A trader works on the floor at the New York Stock Exchange (NYSE) in New York City, U.S., March 5, 2020. REUTERS/Andrew Kelly
March 6, 2020
LONDON (Reuters) – Investors pulled out of most asset classes, with stocks and bond funds seeing a combined $36 billion of outflows in the week to Wednesday, BofA said, amid fears of economic damage from the coronavirus epidemic.
Stock markets have been selling off since mid-February, wiping out roughly $6.5 trillion of market values, as the number of coronavirus cases climbed higher.
Analysts at BofA, parsing weekly data from flow tracking specialist EPFR, said $23.3 billion was pulled out of equity funds and $12.6 billion had left bond funds, the most since December 2018.
The data also showed risk-averse investors withdrew $5.3 billion from emerging-market equities, the most in 30 weeks.

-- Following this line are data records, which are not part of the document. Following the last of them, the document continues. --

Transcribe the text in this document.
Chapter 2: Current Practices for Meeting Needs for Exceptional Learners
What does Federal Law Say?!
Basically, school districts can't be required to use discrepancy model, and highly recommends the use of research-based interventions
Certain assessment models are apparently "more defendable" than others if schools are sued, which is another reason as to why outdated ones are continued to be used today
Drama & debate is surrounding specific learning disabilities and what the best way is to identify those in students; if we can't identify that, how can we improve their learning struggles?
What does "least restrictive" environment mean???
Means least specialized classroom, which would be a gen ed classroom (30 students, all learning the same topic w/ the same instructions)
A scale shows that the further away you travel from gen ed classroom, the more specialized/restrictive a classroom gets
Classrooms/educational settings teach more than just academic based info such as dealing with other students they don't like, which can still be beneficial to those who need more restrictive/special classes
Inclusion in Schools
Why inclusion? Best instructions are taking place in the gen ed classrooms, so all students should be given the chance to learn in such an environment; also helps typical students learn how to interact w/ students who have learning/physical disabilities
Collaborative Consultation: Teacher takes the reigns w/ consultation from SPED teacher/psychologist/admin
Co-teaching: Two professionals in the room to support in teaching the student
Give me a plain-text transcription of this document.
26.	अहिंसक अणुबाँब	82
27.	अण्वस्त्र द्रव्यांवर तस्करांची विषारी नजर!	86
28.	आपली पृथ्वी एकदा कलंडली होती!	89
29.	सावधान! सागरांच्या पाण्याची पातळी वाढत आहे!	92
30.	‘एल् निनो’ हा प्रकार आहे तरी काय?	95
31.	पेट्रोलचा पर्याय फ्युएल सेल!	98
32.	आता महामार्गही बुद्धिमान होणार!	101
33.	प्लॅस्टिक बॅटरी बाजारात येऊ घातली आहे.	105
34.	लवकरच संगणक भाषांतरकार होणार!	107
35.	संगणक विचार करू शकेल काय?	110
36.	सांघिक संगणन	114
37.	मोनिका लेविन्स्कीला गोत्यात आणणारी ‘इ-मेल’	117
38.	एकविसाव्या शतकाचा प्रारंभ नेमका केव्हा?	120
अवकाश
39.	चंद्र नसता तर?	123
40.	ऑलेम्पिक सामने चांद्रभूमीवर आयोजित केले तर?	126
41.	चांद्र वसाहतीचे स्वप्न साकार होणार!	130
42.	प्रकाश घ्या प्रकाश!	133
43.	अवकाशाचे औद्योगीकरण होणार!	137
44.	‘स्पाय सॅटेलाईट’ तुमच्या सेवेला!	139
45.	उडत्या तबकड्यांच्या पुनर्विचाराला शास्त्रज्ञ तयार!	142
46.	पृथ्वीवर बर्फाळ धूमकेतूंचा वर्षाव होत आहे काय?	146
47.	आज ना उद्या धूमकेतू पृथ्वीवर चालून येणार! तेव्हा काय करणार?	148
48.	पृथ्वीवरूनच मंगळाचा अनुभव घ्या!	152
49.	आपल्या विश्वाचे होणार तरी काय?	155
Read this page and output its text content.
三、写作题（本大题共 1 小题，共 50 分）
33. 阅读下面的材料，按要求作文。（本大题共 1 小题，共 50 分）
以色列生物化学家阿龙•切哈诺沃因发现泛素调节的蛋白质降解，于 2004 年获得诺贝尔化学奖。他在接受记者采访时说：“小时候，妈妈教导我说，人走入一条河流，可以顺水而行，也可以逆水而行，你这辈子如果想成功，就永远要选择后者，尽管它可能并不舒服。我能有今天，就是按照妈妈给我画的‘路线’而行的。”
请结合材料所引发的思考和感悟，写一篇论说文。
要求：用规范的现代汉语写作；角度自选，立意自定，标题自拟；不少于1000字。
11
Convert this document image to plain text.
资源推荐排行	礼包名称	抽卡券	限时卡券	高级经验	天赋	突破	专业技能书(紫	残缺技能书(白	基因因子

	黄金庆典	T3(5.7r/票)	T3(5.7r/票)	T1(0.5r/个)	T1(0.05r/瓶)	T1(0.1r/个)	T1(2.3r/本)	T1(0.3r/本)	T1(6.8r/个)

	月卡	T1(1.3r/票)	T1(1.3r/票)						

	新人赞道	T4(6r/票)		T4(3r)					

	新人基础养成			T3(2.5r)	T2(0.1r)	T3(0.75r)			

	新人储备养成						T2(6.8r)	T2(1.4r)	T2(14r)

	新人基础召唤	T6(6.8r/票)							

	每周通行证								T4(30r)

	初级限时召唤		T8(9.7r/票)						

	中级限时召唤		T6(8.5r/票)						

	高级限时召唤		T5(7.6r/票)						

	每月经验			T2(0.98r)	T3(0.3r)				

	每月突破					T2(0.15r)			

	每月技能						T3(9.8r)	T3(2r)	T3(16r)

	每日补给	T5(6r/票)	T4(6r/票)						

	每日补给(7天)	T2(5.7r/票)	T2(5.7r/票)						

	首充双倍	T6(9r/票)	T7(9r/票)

Investment-grade, high-yield and emerging- equity saw the biggest drawdown since the 2013 ‘taper tantrum’ — the U.S. Federal Reserve’s first hint it would reduce a stimulus program installed during the financial crisis.
Meanwhile, Deutsche Bank said it is “much too early” to declare the stock market sell-off is over. It expects a 15% to 20% drop in the S&P 500 from its latest peak.
The benchmark U.S. equities index has so far fallen 10.7% to 3023.94 points from the record highs it touched on February 19. Deutsche Bank sees the index hitting a bottom “some time” in the second quarter and recovering from there to 3,250 points by the end of the year.